A little bit strange. President Duterte is only a little over halfway in his six -year presidency but his office last Friday launched the “Duterte Legacy” campaign to showcase, in the words of Presidential Communications Operations Office Secretary Martin Andanar, “the honest summaries of successes and sacrifices of public servants in order to achieve our national goal of development.”
Usually, you summarize your accomplishments at the end of your term.
Funny that they have to use the qualifier, “honest” to describe their list which has a digital media version containing numbers like 4.5% unemployment rate lowest since 2006; 16,706 drug-cleared barangays; 2, 799 children involved in illegal drug activities rescued, and many more numbers designed to influence the public to be impressed with Duterte’s performance as president.
We will let fact checkers verify the numbers but at first glance, we immediately spotted a false claim. It claims of “64 airports”as a Duterte legacy. Last year, VERA Files did a fact check of pro-Duterte broadcaster Erwin Tulfo’s claim of airports built or being built by the Duterte administration.

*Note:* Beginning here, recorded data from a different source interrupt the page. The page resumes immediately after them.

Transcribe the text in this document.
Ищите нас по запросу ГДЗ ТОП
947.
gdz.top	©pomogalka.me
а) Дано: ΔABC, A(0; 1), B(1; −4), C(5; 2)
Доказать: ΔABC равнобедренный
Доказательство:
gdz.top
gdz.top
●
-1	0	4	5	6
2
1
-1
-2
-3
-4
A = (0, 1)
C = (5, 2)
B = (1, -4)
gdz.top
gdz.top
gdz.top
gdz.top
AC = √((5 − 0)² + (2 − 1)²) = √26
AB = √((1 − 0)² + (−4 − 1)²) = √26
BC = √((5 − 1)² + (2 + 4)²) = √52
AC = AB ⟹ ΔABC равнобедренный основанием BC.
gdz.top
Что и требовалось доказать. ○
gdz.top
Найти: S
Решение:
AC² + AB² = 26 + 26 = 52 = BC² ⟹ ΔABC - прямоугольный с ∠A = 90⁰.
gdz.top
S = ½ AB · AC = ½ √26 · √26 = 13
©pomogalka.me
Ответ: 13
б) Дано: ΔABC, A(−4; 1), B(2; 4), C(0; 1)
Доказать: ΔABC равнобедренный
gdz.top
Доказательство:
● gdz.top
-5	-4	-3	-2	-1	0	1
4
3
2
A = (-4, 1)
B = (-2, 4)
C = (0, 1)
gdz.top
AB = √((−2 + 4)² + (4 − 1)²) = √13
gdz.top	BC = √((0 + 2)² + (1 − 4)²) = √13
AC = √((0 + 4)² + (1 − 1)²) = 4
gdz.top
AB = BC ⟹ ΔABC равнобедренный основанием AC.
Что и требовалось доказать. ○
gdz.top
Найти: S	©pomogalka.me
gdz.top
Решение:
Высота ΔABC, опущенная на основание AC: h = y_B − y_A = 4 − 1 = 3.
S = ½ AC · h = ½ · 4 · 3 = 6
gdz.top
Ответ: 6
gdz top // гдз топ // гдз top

According to the Department of Transportation (DOTr), under the government’s Build, Build,Build program, there are now “64 completed and 133 ongoing airport projects, not new airports.”
The DOTr further explained thatP9 trillion Build, Build, Build infrastructure program are various projects from “complex road networks, long-span bridges, flood control and urban water systems, (to) public transport, port, airport, and railway investments,” including those started during previous administrations, some as far as back as the Ramos presidency.
When we speak of legacy, what comes to mind are not material things, jewelry or property but more lasting attributes like reputation.
We often hear principled persons who have been in difficult situation and chose the option that meant losing a job explaining that “I have nothing to give my children but a good name.”
What we have in mind when we talk of presidential legacy is upholding values for future generation. And that’s what makes the Duterte presidency deplorable.
In the 1,296 days of the Duterte presidency, he has shown his aversion to truth. He does not care about accuracy when he blurts out numbers to support his claim.
He spews out lies frequently to the point that we suspect he believes them. Goebbels doctrine of “If you tell a lie big enough and keep repeating it, people will eventually come to believe it” does not only apply to his target audience but also to himself.
Duterte’s disrespect for the truth is actually a disrespect for his audience- the Filipino people. He thinks so low of the Filipino people, presuming that we are stupid and will swallow hook, line, and sinker anything that he says.
One day he says there are three million drug addicts in the country. The next day, he revises it to four million. Later on, he bloats the number to eight million to justify his brutal war against illegal drugs that has killed more than 20,000 people. Woe to any official who comes out with data that contradicts his numbers.
Remember the time he showed on TV the manufactured documents of alleged overseas bank accounts of former Sen. Antonio Trillanes IV? He even admitted with relish when his allegations were denied by the banks, that, yes, he “invented” the information.
Only a scornful person would to that to the people who has put him in power.
Taking their cue from their master, Duterte’s minions are propagating more lies. That’s Duterte’s legacy.